Effects of fall and spring lime applications on clubroot of canola. Z. YU, S. F. HWANG AND S. E. STRELKOV. Department of Agricultural, Food and Nutritional Science, University of Alberta, Edmonton, AB T6G 2P5, Canada
Clubroot [Plasmodiophora brassicae Wor.] is a major threat to sustainable canola (Brassica napus L.) production in western Canada. The clubroot pathogen prefers acidic soils, and hence, the application of lime to increase soil pH represents a possible management strategy. The finely ground Zero Grind limestone (ZG) and hydrated lime (HL) were applied in replicated field and greenhouse tub trials to evaluate their efficacy for clubroot control. The treatments included an untreated control (UTC), ZG applied at rates of 5 and 10 t/ha in fall or spring, spring applications of HL at 5 and 10 t/ha, and fall application of ZG combined with spring application of HL at 2.5 or 5 t/ha each.

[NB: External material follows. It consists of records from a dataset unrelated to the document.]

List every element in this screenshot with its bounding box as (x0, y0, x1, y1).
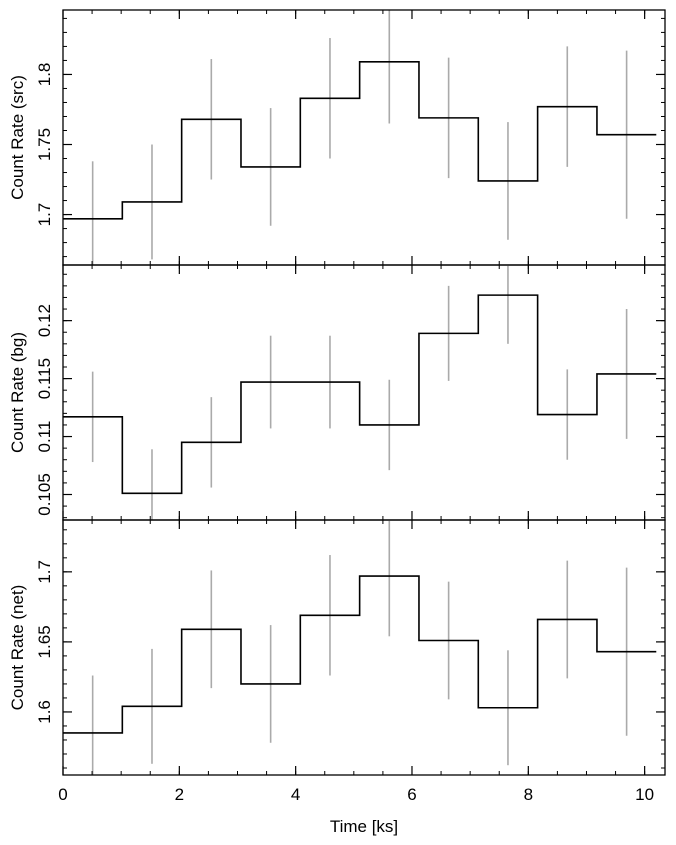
x-tick-label: 2 (175, 785, 184, 804)
panel-frame (62, 519, 666, 776)
y-axis-label: Count Rate (net) (8, 585, 27, 711)
step-line-series (63, 575, 657, 734)
y-axis-label: Count Rate (src) (8, 75, 27, 200)
panel-src: 1.7 1.75 1.8 Count Rate (src) (8, 9, 666, 266)
y-tick-label: 1.7 (35, 203, 54, 227)
panel-net: 1.6 1.65 1.7 Count Rate (net) 0 2 4 6 8 10 Time [k… (8, 519, 666, 836)
panel-bg: 0.105 0.11 0.115 0.12 Count Rate (bg) (8, 264, 666, 521)
y-tick-label: 0.12 (35, 304, 54, 337)
y-tick-label: 1.7 (35, 560, 54, 584)
x-axis-label: Time [ks] (330, 817, 398, 836)
y-tick-label: 1.6 (35, 700, 54, 724)
panel-frame (62, 9, 666, 266)
y-tick-label: 0.105 (35, 473, 54, 516)
x-tick-label: 0 (58, 785, 67, 804)
step-line-series (63, 294, 657, 495)
y-axis-label: Count Rate (bg) (8, 332, 27, 453)
panel-frame (62, 264, 666, 521)
step-line-series (63, 61, 657, 220)
x-tick-label: 10 (635, 785, 654, 804)
y-tick-label: 0.115 (35, 358, 54, 399)
x-tick-label: 8 (524, 785, 533, 804)
y-tick-label: 1.75 (35, 128, 54, 161)
x-tick-label: 6 (407, 785, 416, 804)
y-tick-label: 1.65 (35, 625, 54, 658)
y-tick-label: 1.8 (35, 63, 54, 87)
y-tick-label: 0.11 (35, 421, 54, 453)
x-tick-label: 4 (291, 785, 300, 804)
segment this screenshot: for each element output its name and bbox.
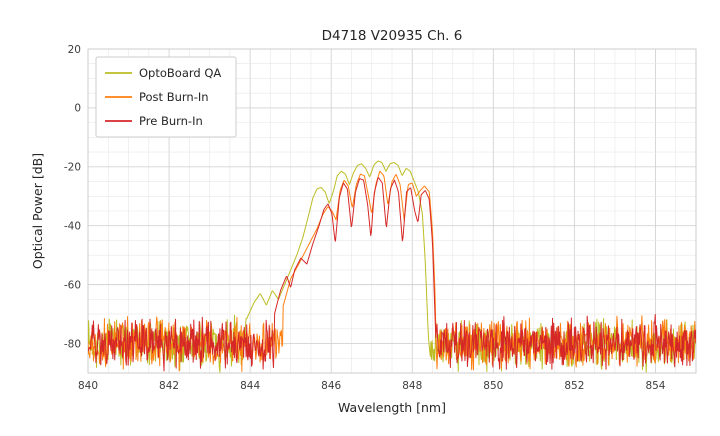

Two canola hybrids, ‘45H31ʹ (susceptible) and ‘CS2000ʹ (moderately resistant) were included in the tub trials and ‘45H31ʹ was used in the field trials. In the tub trials, the application of 5 t/ha fall ZG and 5 t/ha spring HD reduced clubroot severity the most on both cultivars, but did not result in significantly (p < 0.05) higher yields than any other treatment except for the UTC. In the field trials, the 10 t/ha fall ZG application and the combination of 5 t/ha fall ZG + 5 t/ha spring HD applications resulted in the lowest clubroot severity and highest yield at both sites. Significant reductions in clubroot incidence also were observed in all of the lime-treated plots or tubs, relative to the untreated controls. The data suggest that the application of lime products at different times holds potential as part of an integrated management strategy for clubroot of canola.